Question
Rockstar Printing is a company that provides printing services. Rockstar Printing bids on print jobs, however, new jobs are negotiated on a cost-plus basis. (Cost-plus
Rockstar Printing is a company that provides printing services. Rockstar Printing bids on print jobs, however, new jobs are negotiated on a cost-plus basis. (Cost-plus means if the total Job cost were $5.00 at 30% cost-plus, the selling price would be $6.50 with $1.50 as profits to Rockstar Printing).
Rockstar Printing's president that she wants you to find a way to charge most of the company's costs to projects that are on a cost-plus basis. You have heard rumors of the president seeking a new job elsewhere and realize that this is perhaps why she has requested you to maximize the profits. Currently, Rockstar Printing allocates manufacturing overhead using direct labor hours.

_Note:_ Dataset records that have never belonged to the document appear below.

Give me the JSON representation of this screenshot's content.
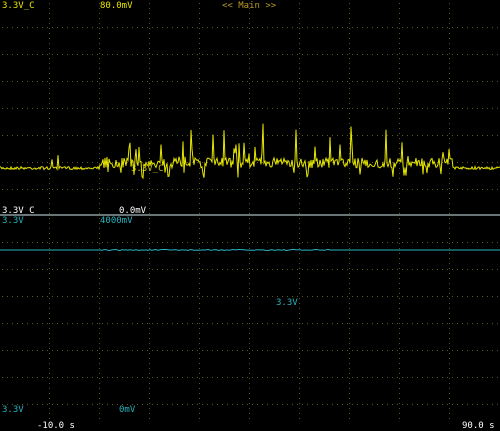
{
  "top": {
    "channel_c_name": "3.3V_C",
    "channel_c_scale": "80.0mV",
    "mode_label": "<< Main >>"
  },
  "divider": {
    "channel_c_name": "3.3V_C",
    "channel_c_offset": "0.0mV",
    "channel_v_name": "3.3V",
    "channel_v_scale": "4000mV"
  },
  "trace_labels": {
    "channel_c_marker": "3.3V_C",
    "channel_v_marker": "3.3V"
  },
  "bottom": {
    "channel_v_name": "3.3V",
    "channel_v_offset": "0mV",
    "time_start": "-10.0 s",
    "time_end": "90.0 s"
  },
  "colors": {
    "yellow_trace": "#e6e600",
    "cyan_trace": "#27b3bd",
    "grid": "#5a5a1e",
    "divider": "#cfe8ea"
  }
}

Rockstar Printing's current revenue streams are made up of 75% new bids and 25% old recurring contracts with set pricing. This is based on the 500 completed jobs from the year prior. Provided below is the cost information of Rockstar Printing.

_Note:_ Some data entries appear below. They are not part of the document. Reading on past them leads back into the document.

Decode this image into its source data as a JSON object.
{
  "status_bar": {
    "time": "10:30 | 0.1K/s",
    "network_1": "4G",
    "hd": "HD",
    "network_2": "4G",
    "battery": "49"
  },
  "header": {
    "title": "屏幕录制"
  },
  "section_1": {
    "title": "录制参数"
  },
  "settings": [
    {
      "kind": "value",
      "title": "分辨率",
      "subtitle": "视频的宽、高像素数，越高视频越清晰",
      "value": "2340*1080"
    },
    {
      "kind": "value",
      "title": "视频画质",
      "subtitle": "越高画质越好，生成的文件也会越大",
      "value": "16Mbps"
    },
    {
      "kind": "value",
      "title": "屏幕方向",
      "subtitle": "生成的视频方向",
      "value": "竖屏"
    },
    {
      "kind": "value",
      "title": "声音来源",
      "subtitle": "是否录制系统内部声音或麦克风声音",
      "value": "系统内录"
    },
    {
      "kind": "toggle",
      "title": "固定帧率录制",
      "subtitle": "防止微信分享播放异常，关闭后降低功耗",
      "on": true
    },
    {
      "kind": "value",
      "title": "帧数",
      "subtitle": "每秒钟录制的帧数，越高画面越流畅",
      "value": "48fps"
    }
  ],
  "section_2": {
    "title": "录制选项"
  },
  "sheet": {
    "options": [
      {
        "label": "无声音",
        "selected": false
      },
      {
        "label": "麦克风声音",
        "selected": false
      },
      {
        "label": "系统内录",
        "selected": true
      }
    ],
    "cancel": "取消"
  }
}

(Based on 500 jobs this year)
Average Cost Rate | Average hours per new bid | Average hours per contract jobs | Annual total of all jobs | ||
Direct Labour | |||||
Design Team | $95/hour | 18 | 5 | 7,375 hours | |
Layout | $75/hour | 6 | 4 | 2,750 hours | |
Printing Labour | $25/hour | 50 | 90 | 30,000 hours | |
40,125 hours |
Direct Materials | Average cost rate | average per new bid | average per contract job | annual total |
Paper Costs | $10/lbs | 800 lbs | 1200 lbs | 450,000 lbs |
Other annual costs for the year
Executive salary and admin salaries - $400,000
Factory Janitorial and Security Wages - $90,000
Ink Supplies - $340,000
Factory Utilities and supplies - $50,000
Shipping Costs - $10,000
Website Costs - $8,000
Printing equipment depreciation - $9,000
Factory Supervisor - $85,000
Factory insurance Costs - $15,000
Total - $1,007,000
What is the predetermined overhead cost with the current allocation? How could you change the allocation to maximize profits?